I just discovered something about my younger daughter.
Yes, I know, considering I’ve lived with the kid for four years now, observing her every move and mood—you’d think I would’ve picked up on this before.
But I hadn’t.
Because my daughter doesn’t demonstrate shyness in the usual way. No blushing cheeks, no hiding behind my legs. No sweet whispers or nervous tears.
My girl? She gets downright cranky.
It all makes sense to me now.
Last week, after church, our family stopped at the fellowship café to chat with friends when a little boy called my daughter’s name from across the narthex. “Look, sweetie,” I encouraged her, “it’s your buddy, T! You can run and play for a bit.”
Instantly she jerked her head up, searched across the room, spied her friend and took a swift step in his direction—then froze. She cast her eyes to the floor, stuck her thumb in her mouth, turned away and scowled. “Hmmmph!”
“What’s wrong? T wants to say hi to you. You love chasing after each other. Go on.”
“No!” She crossed her arms and gripped her elbows. I looked closer across the room and saw her friend was already being chased—by his three older sisters.
“Sweetheart, you can play with T’s sisters, too. I’m sure they’d be happy to have you join their game.”
“No! I don’t want to! I want to go home!”
I muttered some weak explanation to the boy’s mom (my friend) about my daughter skipping a nap. She must be tired. Overstimulated. Hungry.
Anything but rude. Please believe me.
Later, in the car, I twisted in the passenger seat to face my daughter. “Why didn’t you want to run and play with T? He’s a nice friend. He likes running with you.”
“Well, I did want to play with him!” She raised her eyebrows. “But I was scared!”
“Scared? Of what?”
“The big girls!”
Now let me explain something here. My four-year-old is, presumably, fearless. She jumps off playground equipment and trampolines and couches of varying heights. She knocks around plastic dinosaurs until one of them is declared “dead” and the other dinosaurs race in to eat it. She strikes up loud conversations with people ten times her age and regularly insists that everyone—parents, friends, Sunday school teachers—call her by her self-appointed super hero aliases “Golden Girl” or “Bolt.”
Not much intimidates her.
Or so I thought.
“Sweetheart, you were afraid of T’s sisters? But you’ve met them before. They’re very nice. Why were you scared?”
“They’re bigger than me.”
Yes. Yes, they are. How do I explain to a four-year-old that a ten-year-old is not a giant?
I didn’t even try. In my daughter’s world, her fear was true and justified. And quite honestly, I was relieved.
Because for months now, I’ve worried that my daughter is becoming antisocial and mean.
She’s just growing shy.
Think about it. At four years old, my daughter is only now reaching the age where social interaction is required. In earlier stages, it was perfectly acceptable for kids to parallel play while ignoring each other or attempting to steal toys out of one another’s hands. We absorbed it like moms of toddlers do—just part of the deal.

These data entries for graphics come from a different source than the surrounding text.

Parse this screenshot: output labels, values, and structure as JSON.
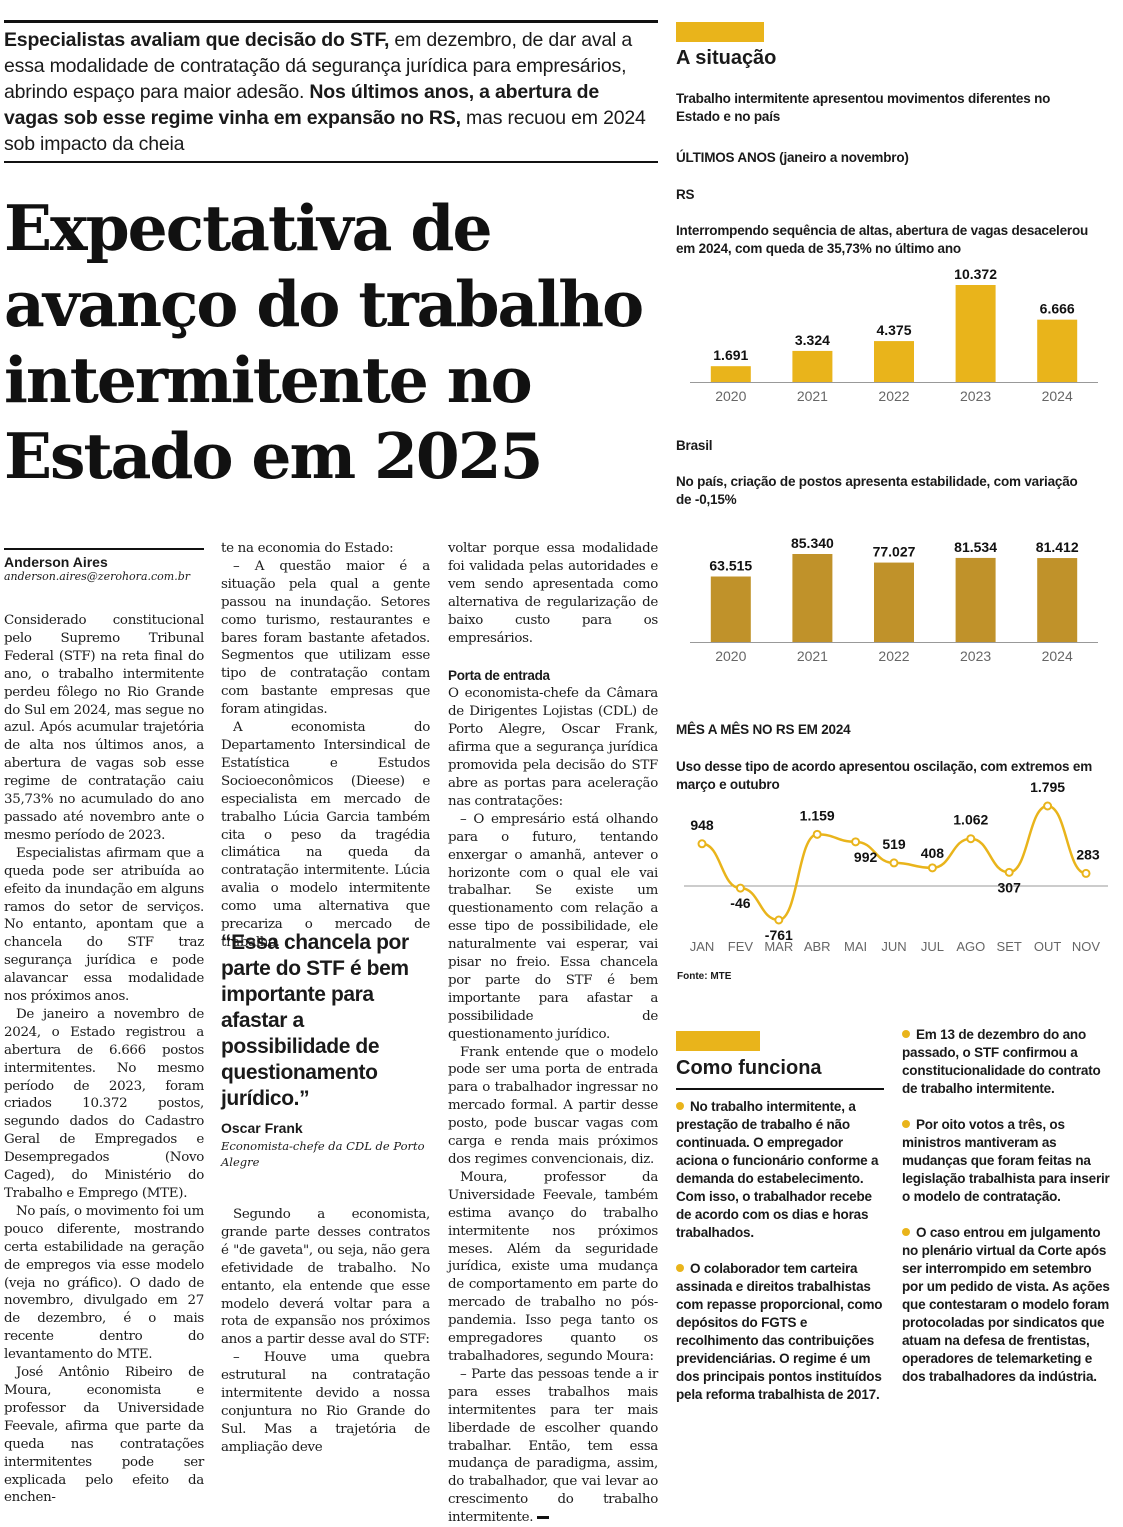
{
  "deck": {
    "part1": "Especialistas avaliam que decisão do STF,",
    "part2": " em dezembro, de dar aval a essa modalidade de contratação dá segurança jurídica para empresários, abrindo espaço para maior adesão. ",
    "part3": "Nos últimos anos, a abertura de vagas sob esse regime vinha em expansão no RS,",
    "part4": " mas recuou em 2024 sob impacto da cheia"
  },
  "headline": "Expectativa de avanço do trabalho intermitente no Estado em 2025",
  "byline": {
    "name": "Anderson Aires",
    "email": "anderson.aires@zerohora.com.br"
  },
  "article": {
    "col1": [
      "Considerado constitucional pelo Supremo Tribunal Federal (STF) na reta final do ano, o trabalho intermitente perdeu fôlego no Rio Grande do Sul em 2024, mas segue no azul. Após acumular trajetória de alta nos últimos anos, a abertura de vagas sob esse regime de contratação caiu 35,73% no acumulado do ano passado até novembro ante o mesmo período de 2023.",
      "Especialistas afirmam que a queda pode ser atribuída ao efeito da inundação em alguns ramos do setor de serviços. No entanto, apontam que a chancela do STF traz segurança jurídica e pode alavancar essa modalidade nos próximos anos.",
      "De janeiro a novembro de 2024, o Estado registrou a abertura de 6.666 postos intermitentes. No mesmo período de 2023, foram criados 10.372 postos, segundo dados do Cadastro Geral de Empregados e Desempregados (Novo Caged), do Ministério do Trabalho e Emprego (MTE).",
      "No país, o movimento foi um pouco diferente, mostrando certa estabilidade na geração de empregos via esse modelo (veja no gráfico). O dado de novembro, divulgado em 27 de dezembro, é o mais recente dentro do levantamento do MTE.",
      "José Antônio Ribeiro de Moura, economista e professor da Universidade Feevale, afirma que parte da queda nas contratações intermitentes pode ser explicada pelo efeito da enchen-"
    ],
    "col2": [
      "te na economia do Estado:",
      "– A questão maior é a situação pela qual a gente passou na inundação. Setores como turismo, restaurantes e bares foram bastante afetados. Segmentos que utilizam esse tipo de contratação contam com bastante empresas que foram atingidas.",
      "A economista do Departamento Intersindical de Estatística e Estudos Socioeconômicos (Dieese) e especialista em mercado de trabalho Lúcia Garcia também cita o peso da tragédia climática na queda da contratação intermitente. Lúcia avalia o modelo intermitente como uma alternativa que precariza o mercado de trabalho."
    ],
    "col2b": [
      "Segundo a economista, grande parte desses contratos é \"de gaveta\", ou seja, não gera efetividade de trabalho. No entanto, ela entende que esse modelo deverá voltar para a rota de expansão nos próximos anos a partir desse aval do STF:",
      "– Houve uma quebra estrutural na contratação intermitente devido a nossa conjuntura no Rio Grande do Sul. Mas a trajetória de ampliação deve"
    ],
    "col3a": [
      "voltar porque essa modalidade foi validada pelas autoridades e vem sendo apresentada como alternativa de regularização de baixo custo para os empresários."
    ],
    "subhead": "Porta de entrada",
    "col3b": [
      "O economista-chefe da Câmara de Dirigentes Lojistas (CDL) de Porto Alegre, Oscar Frank, afirma que a segurança jurídica promovida pela decisão do STF abre as portas para aceleração nas contratações:",
      "– O empresário está olhando para o futuro, tentando enxergar o amanhã, antever o horizonte com o qual ele vai trabalhar. Se existe um questionamento com relação a esse tipo de possibilidade, ele naturalmente vai esperar, vai pisar no freio. Essa chancela por parte do STF é bem importante para afastar a possibilidade de questionamento jurídico.",
      "Frank entende que o modelo pode ser uma porta de entrada para o trabalhador ingressar no mercado formal. A partir desse posto, pode buscar vagas com carga e renda mais próximos dos regimes convencionais, diz.",
      "Moura, professor da Universidade Feevale, também estima avanço do trabalho intermitente nos próximos meses. Além da seguridade jurídica, existe uma mudança de comportamento em parte do mercado de trabalho no pós-pandemia. Isso pega tanto os empregadores quanto os trabalhadores, segundo Moura:",
      "– Parte das pessoas tende a ir para esses trabalhos mais intermitentes para ter mais liberdade de escolher quando trabalhar. Então, tem essa mudança de paradigma, assim, do trabalhador, que vai levar ao crescimento do trabalho intermitente."
    ]
  },
  "pullquote": {
    "quote": "“Essa chancela por parte do STF é bem importante para afastar a possibilidade de questionamento jurídico.”",
    "name": "Oscar Frank",
    "role": "Economista-chefe da CDL de Porto Alegre"
  },
  "sidebar": {
    "title": "A situação",
    "subtitle": "Trabalho intermitente apresentou movimentos diferentes no Estado e no país",
    "period": "ÚLTIMOS ANOS (janeiro a novembro)",
    "rs_label": "RS",
    "rs_subtitle": "Interrompendo sequência de altas, abertura de vagas desacelerou em 2024, com queda de 35,73% no último ano",
    "br_label": "Brasil",
    "br_subtitle": "No país, criação de postos apresenta estabilidade, com variação de -0,15%",
    "monthly_title": "MÊS A MÊS NO RS EM 2024",
    "monthly_subtitle": "Uso desse tipo de acordo apresentou oscilação, com extremos em março e outubro",
    "source": "Fonte: MTE"
  },
  "colors": {
    "rs_bar": "#e9b41b",
    "br_bar": "#c0922a",
    "line": "#e9b41b",
    "accent": "#e9b41b"
  },
  "chart_data": [
    {
      "type": "bar",
      "categories": [
        "2020",
        "2021",
        "2022",
        "2023",
        "2024"
      ],
      "values": [
        1691,
        3324,
        4375,
        10372,
        6666
      ],
      "labels": [
        "1.691",
        "3.324",
        "4.375",
        "10.372",
        "6.666"
      ],
      "title": "RS"
    },
    {
      "type": "bar",
      "categories": [
        "2020",
        "2021",
        "2022",
        "2023",
        "2024"
      ],
      "values": [
        63515,
        85340,
        77027,
        81534,
        81412
      ],
      "labels": [
        "63.515",
        "85.340",
        "77.027",
        "81.534",
        "81.412"
      ],
      "title": "Brasil"
    },
    {
      "type": "line",
      "categories": [
        "JAN",
        "FEV",
        "MAR",
        "ABR",
        "MAI",
        "JUN",
        "JUL",
        "AGO",
        "SET",
        "OUT",
        "NOV"
      ],
      "values": [
        948,
        -46,
        -761,
        1159,
        992,
        519,
        408,
        1062,
        307,
        1795,
        283
      ],
      "labels": [
        "948",
        "-46",
        "-761",
        "1.159",
        "992",
        "519",
        "408",
        "1.062",
        "307",
        "1.795",
        "283"
      ],
      "title": "MÊS A MÊS NO RS EM 2024"
    }
  ],
  "como_funciona": {
    "title": "Como funciona",
    "items": [
      "No trabalho intermitente, a prestação de trabalho é não continuada. O empregador aciona o funcionário conforme a demanda do estabelecimento. Com isso, o trabalhador recebe de acordo com os dias e horas trabalhados.",
      "O colaborador tem carteira assinada e direitos trabalhistas com repasse proporcional, como depósitos do FGTS e recolhimento das contribuições previdenciárias. O regime é um dos principais pontos instituídos pela reforma trabalhista de 2017.",
      "Em 13 de dezembro do ano passado, o STF confirmou a constitucionalidade do contrato de trabalho intermitente.",
      "Por oito votos a três, os ministros mantiveram as mudanças que foram feitas na legislação trabalhista para inserir o modelo de contratação.",
      "O caso entrou em julgamento no plenário virtual da Corte após ser interrompido em setembro por um pedido de vista. As ações que contestaram o modelo foram protocoladas por sindicatos que atuam na defesa de frentistas, operadores de telemarketing e dos trabalhadores da indústria."
    ]
  }
}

But now, in the preschool phase, children start to develop friendships. And with friendships come expectations, social norms, boundaries. My daughter is simply learning to adapt.
We’re all learning.
Let’s face it—some people never outgrow their childish snits.
Have you heard the saying, hurt people hurt people? Well, so do insecure people. And frightened people. Stressed out people, awkward people, lonely people, lost people. There could be any number of reasons behind a person’s unloving behavior. Maybe it’s just their way of manifesting something deeper—some painful issue that begs our compassion, not our criticism.
“Bless those who persecute you; bless and do not curse. . . . Do not repay anyone evil for evil. Be careful to do what is right in the eyes of everyone. If it is possible, as far as it depends on you, live at peace with everyone,” (Romans 12:14; 17–18).
The next time somebody offends you, irritates you, overlooks or disrespects you, why not try giving that person the benefit of the doubt? Smile at her. Pray for her. See what happens when you offer her the friendship she’s afraid of.
Especially if that somebody happens to be my daughter.
She’s not mean, praise God.
She’s just her own brand of shy.
T, little buddy—thanks for being a good pal. Next Sunday, we’ll meet you in the narthex. We owe you a make-up run.